S4 Capital’s Monks partners with the Centre for Community Initiative

Using AI voice cloning, they aim to help nonverbal children communicate by mirroring their voice's tone and texture.

Manifest Media Staff

Apr 4, 2025, 12:56 pm

Monks and Centre for Community Initiative's ‘My First Voice’ project.

S4 Capital’s Monks has partnered with the Centre for Community Initiative (CCI) to empower speech-impaired children through AI-driven technology.

Their innovation, the ‘My First Voice’ interface, uses AI to replicate each child’s unique tone and vocal texture enabling them to communicate in a voice that feels truly their own.

The AI model is trained using recordings of the child’s nonverbal sounds like hums, grunts, and fragmented vowels—along with voice samples from family members. This helps generate a voice that closely mirrors what the child’s own speech might sound like.

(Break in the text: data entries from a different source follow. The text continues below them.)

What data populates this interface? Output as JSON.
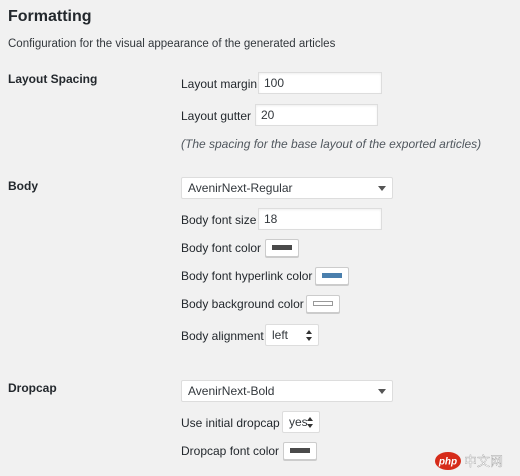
{
  "header": {
    "title": "Formatting",
    "description": "Configuration for the visual appearance of the generated articles"
  },
  "layout_spacing": {
    "label": "Layout Spacing",
    "margin_label": "Layout margin",
    "margin_value": "100",
    "gutter_label": "Layout gutter",
    "gutter_value": "20",
    "hint": "(The spacing for the base layout of the exported articles)"
  },
  "body": {
    "label": "Body",
    "font_select": "AvenirNext-Regular",
    "font_size_label": "Body font size",
    "font_size_value": "18",
    "font_color_label": "Body font color",
    "font_color": "#4a4a4a",
    "hyperlink_color_label": "Body font hyperlink color",
    "hyperlink_color": "#4a7fad",
    "background_color_label": "Body background color",
    "background_color": "#ffffff",
    "alignment_label": "Body alignment",
    "alignment_value": "left"
  },
  "dropcap": {
    "label": "Dropcap",
    "font_select": "AvenirNext-Bold",
    "use_initial_label": "Use initial dropcap",
    "use_initial_value": "yes",
    "font_color_label": "Dropcap font color",
    "font_color": "#4a4a4a"
  },
  "watermark": {
    "text": "php 中文网"
  },
  "colors": {
    "page_bg": "#f1f1f1",
    "watermark_red": "#d62c1a"
  }
}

Monks has spent the last two years perfecting this technology. What once took three days to record, synthesise, and produce now takes less than five minutes. By collecting voice data from parents and siblings and refining the system through iterative learning, the team addressed AI’s tendency to generalise, preserving authenticity and hyper-personalised speech traits at scale.

Now, Monks and CCI are expanding the initiative through an ongoing partnership, aiming to reach more families across India and inspiring global nonprofits to join the movement.

In the lead-up to World Autism Day on 5 April, the two organisations are announcing this continued collaboration to bring the power of ‘My First Voice’ to even more children and their families.

Pauzagin Tonsing, director and founder, Centre for Community Initiative, said, “There are many children with disabilities, even in a remote town like ours, but the biggest challenge is diagnosis and acceptance by parents because of so much stigma around them. Only with acceptance are we able to move on to their education and therapy needs. My own son was born with a disability, and with other parents and community, we dreamed of having a place where we could send our children to learn and grow, just like everyone else’s children — that was the birth of CCI. Technology can be a force for good, particularly when addressing the challenges that not-for-profit organisations face. Tonsig explains the challenges of CCI: “We struggle with resource mobilisation in terms of special educators, infrastructure, and money, but the community comes together to support the children and their families.”

John Paite, chief creative officer, India, said, “Creating truly natural AI-generated voices for non-verbal children required a hyper-personalised approach. Unlike conventional speech models, our dataset consisted of unstructured voice data, often unclear, mumbled, or lacking distinct articulation, making the training process significantly more challenging. Standard AI models couldn’t capture these nuances, so we had to rethink conventional training methods. By fine-tuning multiple parameters and finding workarounds for custom accent training, we develop a solution that mirrors each child’s unique vocal identity.”

Paite added, “This breakthrough will transform how non-verbal children interact with the world. With a voice that feels truly their own, they can express personal needs more naturally, whether communicating in school, asking for help in an emergency, or even sharing essential information like their name and address if they are lost. Beyond just speech, this technology fosters independence and a deeper sense of belonging, bridging the gap between them and the world around them.”